Essa foi a percepção de Lara Lopes, de 33 anos, vinda de Moçambique. Perseguida por sua homossexualidade, a jovem refugiou-se no Brasil em 2013. De lá para cá trabalhou em funções administrativas, sempre com o objetivo de juntar dinheiro suficiente para abrir a própria empresa.

 

O sucesso que produtos brasileiros fazem em seu país de origem despertaram nela o desejo de enviar para Moçambique artigos esportivos, calçados e acessórios. “No começo, a gente fica sem opção de trabalho mesmo.
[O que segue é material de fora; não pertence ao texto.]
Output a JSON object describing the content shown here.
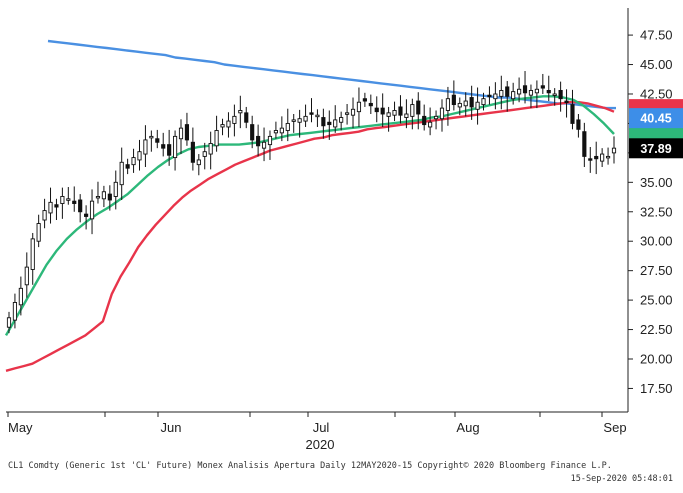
{
  "chart_data": {
    "type": "candlestick",
    "x_labels": [
      "May",
      "Jun",
      "Jul",
      "Aug",
      "Sep"
    ],
    "x_year_label": "2020",
    "y_ticks": [
      "17.50",
      "20.00",
      "22.50",
      "25.00",
      "27.50",
      "30.00",
      "32.50",
      "35.00",
      "37.50",
      "40.00",
      "42.50",
      "45.00",
      "47.50"
    ],
    "ylim": [
      15.5,
      49.8
    ],
    "price_tags": [
      {
        "label": "40.45",
        "value": 40.45,
        "bg": "#3d8ee8",
        "fg": "#ffffff"
      },
      {
        "label": "37.89",
        "value": 37.89,
        "bg": "#000000",
        "fg": "#ffffff"
      }
    ],
    "candles_close": [
      23.5,
      24.8,
      26.0,
      27.8,
      30.2,
      31.5,
      32.6,
      33.3,
      32.9,
      33.8,
      33.6,
      33.2,
      32.5,
      32.1,
      33.4,
      33.8,
      34.2,
      33.5,
      35.0,
      36.7,
      36.2,
      37.1,
      37.6,
      38.6,
      38.9,
      38.4,
      37.9,
      37.3,
      38.9,
      39.6,
      38.6,
      36.7,
      36.9,
      37.6,
      38.3,
      39.4,
      39.9,
      40.2,
      40.6,
      41.1,
      40.1,
      38.6,
      38.1,
      38.4,
      38.9,
      39.4,
      39.6,
      40.0,
      40.3,
      40.4,
      40.6,
      40.8,
      40.7,
      39.8,
      39.9,
      40.3,
      40.5,
      40.9,
      41.2,
      41.8,
      41.9,
      41.5,
      41.0,
      40.8,
      40.9,
      41.1,
      40.7,
      40.8,
      41.6,
      40.8,
      39.9,
      40.1,
      40.6,
      41.3,
      42.1,
      41.6,
      41.7,
      41.9,
      41.4,
      41.8,
      42.1,
      42.3,
      42.5,
      42.8,
      42.3,
      42.7,
      42.9,
      42.6,
      42.8,
      42.9,
      43.0,
      42.6,
      42.5,
      42.1,
      41.8,
      40.0,
      39.5,
      37.2,
      36.9,
      37.0,
      37.4,
      37.2,
      37.9
    ],
    "series": [
      {
        "name": "",
        "color": "#4a90e2",
        "values": [
          47.0,
          46.9,
          46.8,
          46.7,
          46.6,
          46.5,
          46.4,
          46.3,
          46.2,
          46.1,
          46.0,
          45.9,
          45.8,
          45.6,
          45.5,
          45.4,
          45.3,
          45.2,
          45.0,
          44.9,
          44.8,
          44.7,
          44.6,
          44.5,
          44.4,
          44.3,
          44.2,
          44.1,
          44.0,
          43.9,
          43.8,
          43.7,
          43.6,
          43.5,
          43.4,
          43.3,
          43.2,
          43.1,
          43.0,
          42.9,
          42.8,
          42.7,
          42.6,
          42.5,
          42.4,
          42.3,
          42.2,
          42.2,
          42.1,
          42.0,
          41.9,
          41.8,
          41.7,
          41.7,
          41.6,
          41.5,
          41.4,
          41.3,
          41.3
        ]
      },
      {
        "name": "",
        "color": "#e8344a",
        "values": [
          19.0,
          19.2,
          19.4,
          19.6,
          20.0,
          20.4,
          20.8,
          21.2,
          21.6,
          22.0,
          22.6,
          23.2,
          25.5,
          27.0,
          28.2,
          29.5,
          30.5,
          31.4,
          32.2,
          33.0,
          33.7,
          34.3,
          34.8,
          35.3,
          35.7,
          36.1,
          36.5,
          36.8,
          37.1,
          37.4,
          37.7,
          37.9,
          38.1,
          38.3,
          38.5,
          38.7,
          38.8,
          39.0,
          39.1,
          39.2,
          39.3,
          39.5,
          39.6,
          39.7,
          39.8,
          39.9,
          40.0,
          40.1,
          40.2,
          40.3,
          40.4,
          40.5,
          40.6,
          40.7,
          40.8,
          40.9,
          41.0,
          41.1,
          41.2,
          41.3,
          41.4,
          41.5,
          41.6,
          41.7,
          41.8,
          41.8,
          41.7,
          41.5,
          41.3,
          41.0
        ]
      },
      {
        "name": "",
        "color": "#2db87a",
        "values": [
          22.0,
          23.5,
          25.0,
          26.5,
          28.0,
          29.2,
          30.2,
          31.0,
          31.7,
          32.3,
          32.8,
          33.4,
          34.0,
          34.8,
          35.6,
          36.3,
          36.9,
          37.4,
          37.8,
          38.0,
          38.1,
          38.2,
          38.2,
          38.2,
          38.3,
          38.4,
          38.6,
          38.8,
          39.0,
          39.1,
          39.2,
          39.3,
          39.4,
          39.5,
          39.6,
          39.7,
          39.8,
          39.9,
          40.0,
          40.1,
          40.2,
          40.3,
          40.5,
          40.6,
          40.8,
          41.0,
          41.2,
          41.4,
          41.6,
          41.8,
          42.0,
          42.1,
          42.2,
          42.3,
          42.3,
          42.2,
          42.0,
          41.5,
          40.8,
          40.0,
          39.1
        ]
      }
    ]
  },
  "footer": {
    "line1": "CL1 Comdty (Generic 1st 'CL' Future) Monex Analisis Apertura  Daily 12MAY2020-15  Copyright© 2020 Bloomberg Finance L.P.",
    "line2": "15-Sep-2020 05:48:01"
  }
}
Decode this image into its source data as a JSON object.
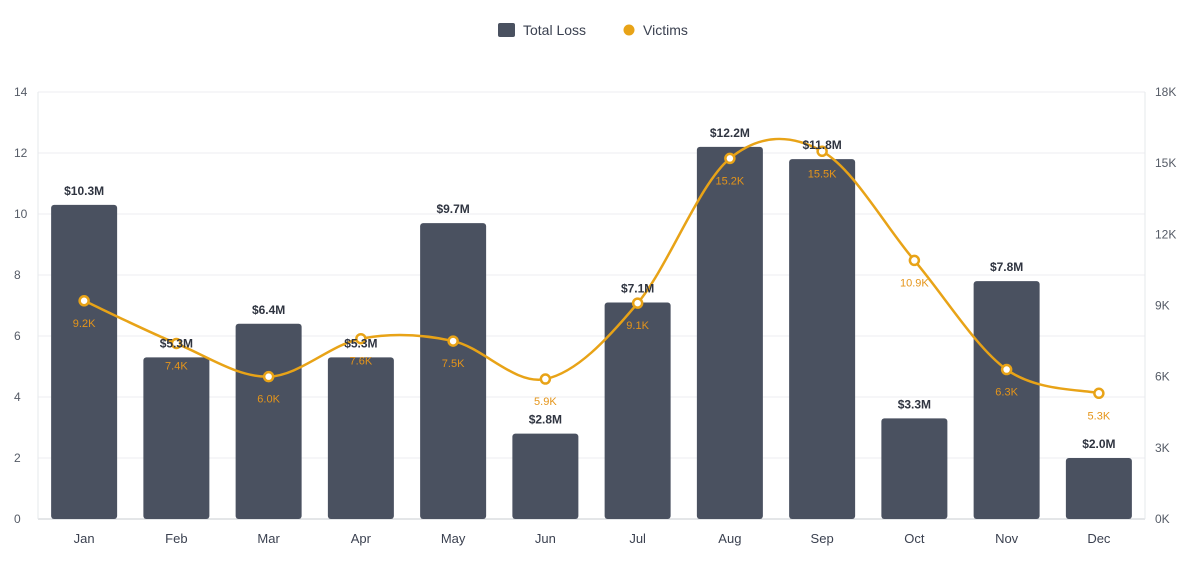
{
  "chart_data": {
    "type": "bar",
    "categories": [
      "Jan",
      "Feb",
      "Mar",
      "Apr",
      "May",
      "Jun",
      "Jul",
      "Aug",
      "Sep",
      "Oct",
      "Nov",
      "Dec"
    ],
    "series": [
      {
        "name": "Total Loss",
        "kind": "bar",
        "axis": "left",
        "values": [
          10.3,
          5.3,
          6.4,
          5.3,
          9.7,
          2.8,
          7.1,
          12.2,
          11.8,
          3.3,
          7.8,
          2.0
        ],
        "labels": [
          "$10.3M",
          "$5.3M",
          "$6.4M",
          "$5.3M",
          "$9.7M",
          "$2.8M",
          "$7.1M",
          "$12.2M",
          "$11.8M",
          "$3.3M",
          "$7.8M",
          "$2.0M"
        ],
        "color": "#4a5160"
      },
      {
        "name": "Victims",
        "kind": "line",
        "axis": "right",
        "values": [
          9200,
          7400,
          6000,
          7600,
          7500,
          5900,
          9100,
          15200,
          15500,
          10900,
          6300,
          5300
        ],
        "labels": [
          "9.2K",
          "7.4K",
          "6.0K",
          "7.6K",
          "7.5K",
          "5.9K",
          "9.1K",
          "15.2K",
          "15.5K",
          "10.9K",
          "6.3K",
          "5.3K"
        ],
        "color": "#e8a317"
      }
    ],
    "y_left": {
      "range": [
        0,
        14
      ],
      "ticks": [
        "0",
        "2",
        "4",
        "6",
        "8",
        "10",
        "12",
        "14"
      ]
    },
    "y_right": {
      "range": [
        0,
        18000
      ],
      "ticks": [
        "0K",
        "3K",
        "6K",
        "9K",
        "12K",
        "15K",
        "18K"
      ]
    },
    "legend": {
      "position": "top-center",
      "entries": [
        "Total Loss",
        "Victims"
      ]
    },
    "grid": true
  }
}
Com a crise, até quem é daqui está sofrendo para ter emprego. Então, esse processo de conhecer pessoas e conseguir trabalhos para ter renda ocorreu bem aos poucos”, explica.

 

Atualmente, ela aguarda apenas a liberação de documentações para abrir sua empresa. “Demorou, mas está dando certo. Fiz cursos de empreendedorismo para aprender cada vez mais enquanto não tinha dinheiro suficiente”, afirma a jovem, que também esbarrou nas dúvidas para entender como a legislação brasileira funciona. Para o futuro, sua intenção é ter a própria loja. Por enquanto, sua casa é seu escritório. “Nada é rápido, mas o Brasil ainda vai crescer muito e eu quero estar aqui empreendendo para ver isso acontecer.”

 

Iniciativas. Criado há dois anos, o projeto Empoderando Refugiadas, coordenado pela Rede Brasil do Pacto Global, é uma iniciativa entre o Alto Comissariado das Nações Unidas para os Refugiados (ACNUR) e a ONU Mulheres. Por meio de cursos e workshops, a ideia é introduzir essas mulheres no mercado de trabalho brasileiro.

 

“Nós sabemos que é um desafio, tanto para quem procura uma vaga quanto para quem pretende ter seu próprio negócio, dado o momento econômico. Empreendedorismo nem era um assunto que estava na agenda inicial do programa, mas sentimos a necessidade de orientar essas mulheres para que elas possam recomeçar suas vidas”, explica a coordenadora do projeto, Vanessa Tarantini.

 

Desde o ano passado, uma parceria entre o Sebrae e o Comitê Nacional para os Refugiados (Conare), ligado ao ministério da Justiça, também oferece aulas para refugiados que desejam trabalhar no Brasil.

 

Na avaliação da diretora de Empreendedorismo do Facebook para a América Latina, Camila Fusco, a crise econômica colaborou para que a rede social visse seu número de páginas comerciais crescer. Sem divulgar números exatos, ela aponta que muitas pessoas que perderam o emprego durante os últimos três anos encontraram na rede uma oportunidade sem custo de impulsionar o próprio negócio.

 

“Não posso dizer que foi apenas a crise a responsável por essa mudança, mas um conjunto de fatores. Porém, o importante é que essas pessoas usam nossa rede como um laboratório de testes para seus produtos e conquistam um alcance muito maior do que seguindo modelos tradicionais”, conta.

 

Orgulhoso das cinco estrelas conquistadas na página de seu restaurante Adoomy na rede social, Adam Hamwia, de 32 anos, também tentou outros caminhos antes de abrir o próprio negócio. Vivendo no Brasil desde 2013, o empresário sírio perdeu familiares e amigos durante a guerra em seu país.

 

Aqui, tentou dar aulas de inglês, mas não conseguiu o retorno esperado. O caminho foi usar o dinheiro que tinha guardado para abrir seu restaurante, localizado na Vila Madalena, em São Paulo, no final de 2015.

 

“Não é fácil levar tudo sozinho, eu administro tudo. E nem sempre tem movimento no restaurante porque as pessoas estão sem dinheiro. Mas, passado isso, o Brasil tem tudo para ser um grande país”, diz o sírio, que sonha em abrir filiais de seu estabelecimento de comida árabe em outros pontos da cidade.